Rapid DNA, probabilistic genotyping, and AI (present). Rapid DNA instruments compress profiling from weeks to hours; probabilistic genotyping software brings statistical rigor — and a "black-box" problem — to the hard problem of DNA mixtures (Chapter 9); and machine-learning tools are entering several disciplines (Chapter 29). Each is promising, and each is being met — at least by the field's honest practitioners — with the same question the reports taught us to ask of everything new: what is the error rate, and how do we know?
The unfinished reform. The present moment is defined by a gap. The diagnosis (NAS 2009) and the prescription (PCAST 2016) exist; the standards body (OSAC) exists; the validated method (DNA, now IGG) exists. What remains incomplete is implementation — independence for crime labs, blind verification, mandatory accreditation and certification, and the routine use of context management to control bias (Chapters 31, 38). The history of forensic science is, at this writing, a story whose reforms are known and only partly carried out.

How to read this timeline

Step back and look at the braid one last time. The advance thread is genuine and worth celebrating: from chemical tests for poison, to fingerprints, to the comparison microscope, to DNA, to investigative genetic genealogy, the field has built real tools that exclude the innocent and identify the guilty. The failure thread is equally real and must never be sanded off: unvalidated pattern methods admitted for decades on "general acceptance," bite marks and microscopic hair comparison that helped convict the innocent, lab scandals that tainted tens of thousands of cases, and a reform agenda still only half-implemented.

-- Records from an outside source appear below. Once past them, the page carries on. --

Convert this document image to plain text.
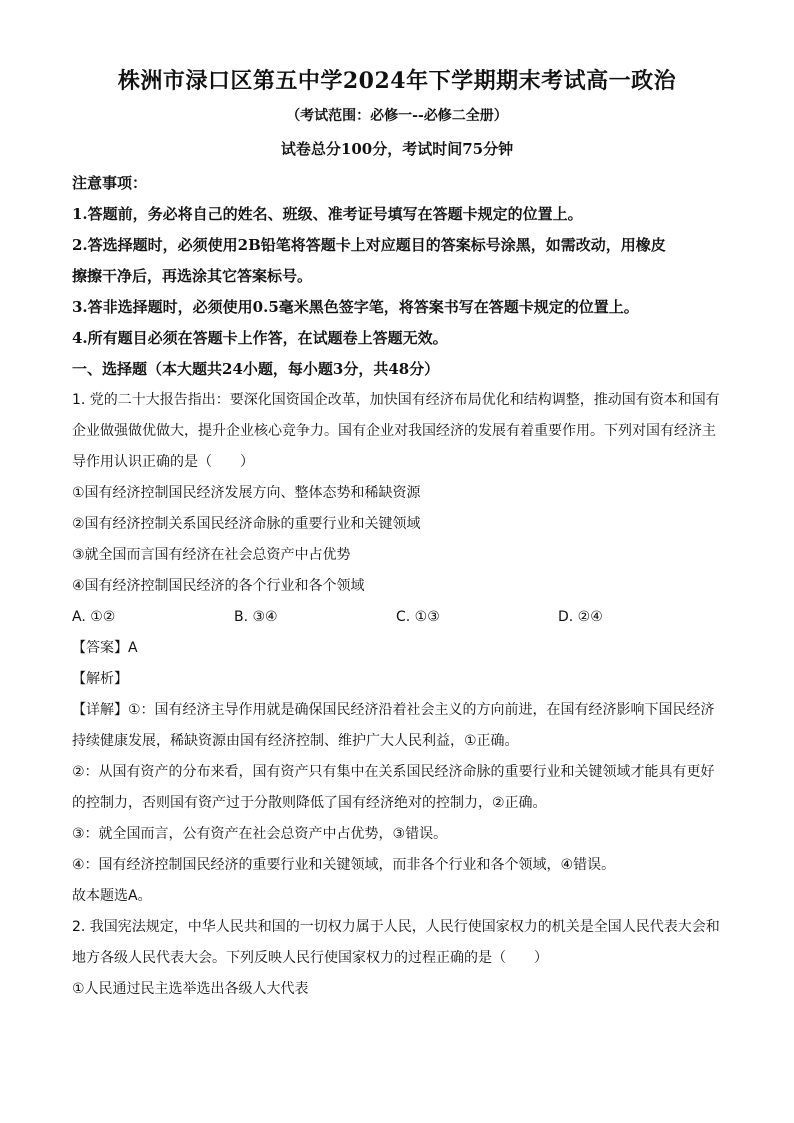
株洲市渌口区第五中学2024年下学期期末考试高一政治
（考试范围：必修一--必修二全册）
试卷总分100分，考试时间75分钟

注意事项：

1.答题前，务必将自己的姓名、班级、准考证号填写在答题卡规定的位置上。

2.答选择题时，必须使用2B铅笔将答题卡上对应题目的答案标号涂黑，如需改动，用橡皮

擦擦干净后，再选涂其它答案标号。

3.答非选择题时，必须使用0.5毫米黑色签字笔，将答案书写在答题卡规定的位置上。

4.所有题目必须在答题卡上作答，在试题卷上答题无效。

一、选择题（本大题共24小题，每小题3分，共48分）

1. 党的二十大报告指出：要深化国资国企改革，加快国有经济布局优化和结构调整，推动国有资本和国有

企业做强做优做大，提升企业核心竞争力。国有企业对我国经济的发展有着重要作用。下列对国有经济主

导作用认识正确的是（　　）

①国有经济控制国民经济发展方向、整体态势和稀缺资源

②国有经济控制关系国民经济命脉的重要行业和关键领域

③就全国而言国有经济在社会总资产中占优势

④国有经济控制国民经济的各个行业和各个领域

A. ①②	B. ③④	C. ①③	D. ②④

【答案】A

【解析】

【详解】①：国有经济主导作用就是确保国民经济沿着社会主义的方向前进，在国有经济影响下国民经济

持续健康发展，稀缺资源由国有经济控制、维护广大人民利益，①正确。

②：从国有资产的分布来看，国有资产只有集中在关系国民经济命脉的重要行业和关键领域才能具有更好

的控制力，否则国有资产过于分散则降低了国有经济绝对的控制力，②正确。

③：就全国而言，公有资产在社会总资产中占优势，③错误。

④：国有经济控制国民经济的重要行业和关键领域，而非各个行业和各个领域，④错误。

故本题选A。

2. 我国宪法规定，中华人民共和国的一切权力属于人民，人民行使国家权力的机关是全国人民代表大会和

地方各级人民代表大会。下列反映人民行使国家权力的过程正确的是（　　）

①人民通过民主选举选出各级人大代表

The single habit this timeline should leave you with is the one the whole book teaches: do not confuse a method's age, prestige, or courtroom familiarity with its validity. Fingerprinting is old and useful and also a human judgment under a real error rate. DNA is newer and more rigorous precisely because it was challenged and tested. The question that sorts the advances from the failures is never "how long have we used it?" or "do experts accept it?" It is the question the NAS and PCAST reports finally forced into the open, and the question you should now ask of every method in this history and every method still to come: how do we know it works, and how strong, really, is what it can establish?